Tick Saliva Enhances Powassan Virus Transmission to the Host, Influencing Its Dissemination and the Course of Disease

Abstract

Powassan virus (POWV) is an encephalitic tick-borne flavivirus which can result in serious neuroinvasive disease with up to a 10% case fatality rate. The study objective was to determine whether the salivary gland extract (SGE) from Ixodes scapularis ticks facilitates the transmission and dissemination of POWV in a process known as saliva-activated transmission. Groups of BALB/c mice were footpad inoculated with either a high dose of POWV with and without SGE or a low dose of POWV with and without SGE. Mice from each group were sacrificed daily. Organ viral loads and gene expression profiles were evaluated by quantitative real-time PCR. Both groups of mice infected with high-dose POWV showed severe neurological signs of disease preceding death. The presence of SGE did not affect POWV transmission or disease outcome for mice infected with the high dose of POWV. Neuroinvasion, paralysis, and death occurred for all mice infected with the low dose of POWV plus SGE; however, for mice infected with the low dose of POWV in the absence of SGE, there were no clinical signs of infection and no mice succumbed to disease. Although this group displayed low-level viremias, all mice were completely healthy, and it was the only group in which POWV was cleared from the lymph nodes. We conclude that saliva-activated transmission occurs in mice infected with a low dose of POWV. Our study is the first to demonstrate virus dose-dependent saliva-activated transmission, warranting further investigation of the specific salivary factors responsible for enhancing POWV transmission.

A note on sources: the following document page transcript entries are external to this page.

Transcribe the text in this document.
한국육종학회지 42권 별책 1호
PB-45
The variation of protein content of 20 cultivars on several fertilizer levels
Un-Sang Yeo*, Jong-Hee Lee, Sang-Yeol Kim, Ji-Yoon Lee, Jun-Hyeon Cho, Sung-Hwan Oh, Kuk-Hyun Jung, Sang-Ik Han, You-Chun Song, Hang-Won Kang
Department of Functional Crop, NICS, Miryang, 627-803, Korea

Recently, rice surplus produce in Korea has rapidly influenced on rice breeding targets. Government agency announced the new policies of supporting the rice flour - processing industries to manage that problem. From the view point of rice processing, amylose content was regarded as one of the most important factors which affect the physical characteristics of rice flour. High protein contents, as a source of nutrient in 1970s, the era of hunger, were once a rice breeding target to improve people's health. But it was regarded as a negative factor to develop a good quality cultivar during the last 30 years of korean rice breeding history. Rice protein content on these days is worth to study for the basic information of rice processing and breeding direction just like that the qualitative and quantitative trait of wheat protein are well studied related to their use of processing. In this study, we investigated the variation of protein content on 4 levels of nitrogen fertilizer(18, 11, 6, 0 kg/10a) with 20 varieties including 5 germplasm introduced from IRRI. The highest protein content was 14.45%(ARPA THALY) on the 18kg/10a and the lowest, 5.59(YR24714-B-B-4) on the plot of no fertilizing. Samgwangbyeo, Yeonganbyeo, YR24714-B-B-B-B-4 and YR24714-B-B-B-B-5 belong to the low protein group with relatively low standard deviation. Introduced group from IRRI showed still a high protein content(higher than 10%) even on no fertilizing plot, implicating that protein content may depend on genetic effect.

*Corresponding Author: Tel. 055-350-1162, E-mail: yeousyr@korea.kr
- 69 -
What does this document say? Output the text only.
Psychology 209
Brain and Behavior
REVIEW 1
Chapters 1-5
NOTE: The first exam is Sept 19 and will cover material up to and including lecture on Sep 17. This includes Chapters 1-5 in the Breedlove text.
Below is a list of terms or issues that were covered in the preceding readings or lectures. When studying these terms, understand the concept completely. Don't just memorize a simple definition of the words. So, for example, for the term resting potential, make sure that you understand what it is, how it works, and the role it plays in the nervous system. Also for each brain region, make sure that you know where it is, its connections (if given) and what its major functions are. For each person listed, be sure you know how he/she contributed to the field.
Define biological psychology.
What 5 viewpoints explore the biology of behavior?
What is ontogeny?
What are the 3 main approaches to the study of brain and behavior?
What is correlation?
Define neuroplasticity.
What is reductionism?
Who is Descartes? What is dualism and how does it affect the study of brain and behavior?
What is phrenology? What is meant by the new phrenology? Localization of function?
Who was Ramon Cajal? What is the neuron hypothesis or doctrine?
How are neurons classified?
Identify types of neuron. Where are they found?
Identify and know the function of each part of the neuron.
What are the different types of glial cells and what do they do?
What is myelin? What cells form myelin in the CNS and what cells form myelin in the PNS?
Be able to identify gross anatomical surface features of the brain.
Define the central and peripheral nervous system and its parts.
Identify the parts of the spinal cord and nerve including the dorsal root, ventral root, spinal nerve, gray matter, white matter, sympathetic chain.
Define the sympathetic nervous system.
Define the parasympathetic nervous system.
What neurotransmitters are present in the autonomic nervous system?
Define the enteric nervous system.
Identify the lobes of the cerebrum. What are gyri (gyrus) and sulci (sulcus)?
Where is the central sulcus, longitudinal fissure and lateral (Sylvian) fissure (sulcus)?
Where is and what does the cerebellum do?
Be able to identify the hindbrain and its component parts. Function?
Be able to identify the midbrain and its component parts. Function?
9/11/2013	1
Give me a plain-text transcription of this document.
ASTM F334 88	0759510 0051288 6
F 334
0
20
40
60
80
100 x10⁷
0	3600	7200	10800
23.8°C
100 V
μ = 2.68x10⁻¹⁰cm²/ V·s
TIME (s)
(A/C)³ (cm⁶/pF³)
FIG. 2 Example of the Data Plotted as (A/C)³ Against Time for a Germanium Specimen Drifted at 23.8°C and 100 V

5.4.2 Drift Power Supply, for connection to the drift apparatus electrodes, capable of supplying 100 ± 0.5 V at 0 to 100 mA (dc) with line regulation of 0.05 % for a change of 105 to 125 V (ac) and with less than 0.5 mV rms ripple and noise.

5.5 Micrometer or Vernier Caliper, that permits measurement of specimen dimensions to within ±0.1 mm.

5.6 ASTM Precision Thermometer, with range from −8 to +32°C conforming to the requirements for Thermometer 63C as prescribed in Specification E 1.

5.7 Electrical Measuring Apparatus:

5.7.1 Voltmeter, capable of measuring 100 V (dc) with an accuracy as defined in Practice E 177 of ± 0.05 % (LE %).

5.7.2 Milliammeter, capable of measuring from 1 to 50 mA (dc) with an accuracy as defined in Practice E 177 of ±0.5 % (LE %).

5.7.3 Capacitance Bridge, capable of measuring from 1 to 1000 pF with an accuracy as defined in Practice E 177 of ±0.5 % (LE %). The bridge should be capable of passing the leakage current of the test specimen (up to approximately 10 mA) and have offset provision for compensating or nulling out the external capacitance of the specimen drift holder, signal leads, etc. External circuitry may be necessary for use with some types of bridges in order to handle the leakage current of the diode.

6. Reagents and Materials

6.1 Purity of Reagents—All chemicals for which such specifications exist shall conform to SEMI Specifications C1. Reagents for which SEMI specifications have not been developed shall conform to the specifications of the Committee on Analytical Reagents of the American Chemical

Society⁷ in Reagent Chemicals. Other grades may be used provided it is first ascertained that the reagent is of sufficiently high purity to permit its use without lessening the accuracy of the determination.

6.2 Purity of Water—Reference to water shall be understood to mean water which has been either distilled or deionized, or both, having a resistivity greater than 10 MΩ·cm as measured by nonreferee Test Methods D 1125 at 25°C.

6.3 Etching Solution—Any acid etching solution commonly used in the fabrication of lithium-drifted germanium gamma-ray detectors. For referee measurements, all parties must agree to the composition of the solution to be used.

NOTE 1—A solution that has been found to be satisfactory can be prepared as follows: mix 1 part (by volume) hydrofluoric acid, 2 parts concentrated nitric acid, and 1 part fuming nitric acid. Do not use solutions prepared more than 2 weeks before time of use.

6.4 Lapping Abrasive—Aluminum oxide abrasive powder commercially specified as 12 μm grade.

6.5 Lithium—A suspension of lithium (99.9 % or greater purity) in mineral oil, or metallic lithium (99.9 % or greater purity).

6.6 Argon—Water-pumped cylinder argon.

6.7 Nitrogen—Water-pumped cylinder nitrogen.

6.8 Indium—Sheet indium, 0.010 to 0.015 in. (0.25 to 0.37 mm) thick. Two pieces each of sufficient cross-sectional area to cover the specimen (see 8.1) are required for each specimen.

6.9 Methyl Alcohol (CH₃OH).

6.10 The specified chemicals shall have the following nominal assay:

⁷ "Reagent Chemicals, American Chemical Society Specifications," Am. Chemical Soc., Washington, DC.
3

Importance: Powassan virus (POWV) is a tick-borne flavivirus that continues to emerge in the United States, as is evident by the surge in number and expanding geographic range of confirmed cases in the past decade. This neuroinvasive virus is transmitted to humans by infected tick bites. Successful tick feeding is facilitated by a collection of pharmacologically active factors in tick saliva. In a process known as saliva-activated transmission, tick bioactive salivary molecules are thought to modulate the host environment, making it more favorable for the transmission and establishment of a pathogen. This phenomenon has been demonstrated for several tick-borne pathogens; however, a systematic investigation of the role of tick saliva on dissemination and pathogenesis of a tick-borne viral disease has never been attempted before. This study will fill that gap by systematically examining whether the presence of tick saliva contributes to the transmission and dissemination of POWV in mice.

FIG 1

(A) Survival curves for mice in each treatment cohort. (B) Average percent weight change at the indicated time points compared with the day 0 weight were calculated for mice in each group. (A and B) Every data point is representative of five mice. For the mock-infected mice, data were collected through 8 dpi.

FIG 2

Viral load detection in blood (A), brain (B), and popliteal lymph node (C). n = 5 mice per time point and infection condition. *, P < 0.05 for 10⁶ PFU versus 10⁶ PFU plus 2 SGE; #, P < 0.05 for 10³ PFU versus 10³ PFU plus 2 SGE. The limit of detection is 10 PFU/μg RNA. Error bars indicate standard deviations. 2SGE, mice were injected with salivary gland extract from two I. scapularis adult female ticks.

FIG 3

Popliteal lymph nodes were harvested from mice at the indicated time points. The sizes of lymph nodes were compared for the treatment group that received 10³ PFU of POWV versus the group that received 10³ PFU of POWV plus 2 SGE.

FIG 4

Temporal changes in popliteal lymph node immune gene expression in the presence of 10³ PFU POWV plus SGE versus 10³ PFU POWV in the absence of SGE. Positive fold change indicates an upregulation in gene expression in the presence of SGE compared to that in the absence of SGE. Negative fold change indicates a downregulation in gene expression. Data are presented as the average fold change for three individual animals per time point in lymph node immune gene expression. *, P ≤ 0.05 for a fold change of ≥2.

FIG 5

Temporal changes in brain immune gene expression in the presence of 10³ PFU POWV plus SGE versus 10³ PFU POWV in the absence of SGE. Positive fold change indicates an upregulation in gene expression in the presence of SGE compared to that in the absence of SGE. Negative fold change indicates a downregulation in gene expression. Data are presented as the average fold changes for three individual animals per time point in brain immune gene expression. *, P ≤ 0.05 for a fold change of ≥2.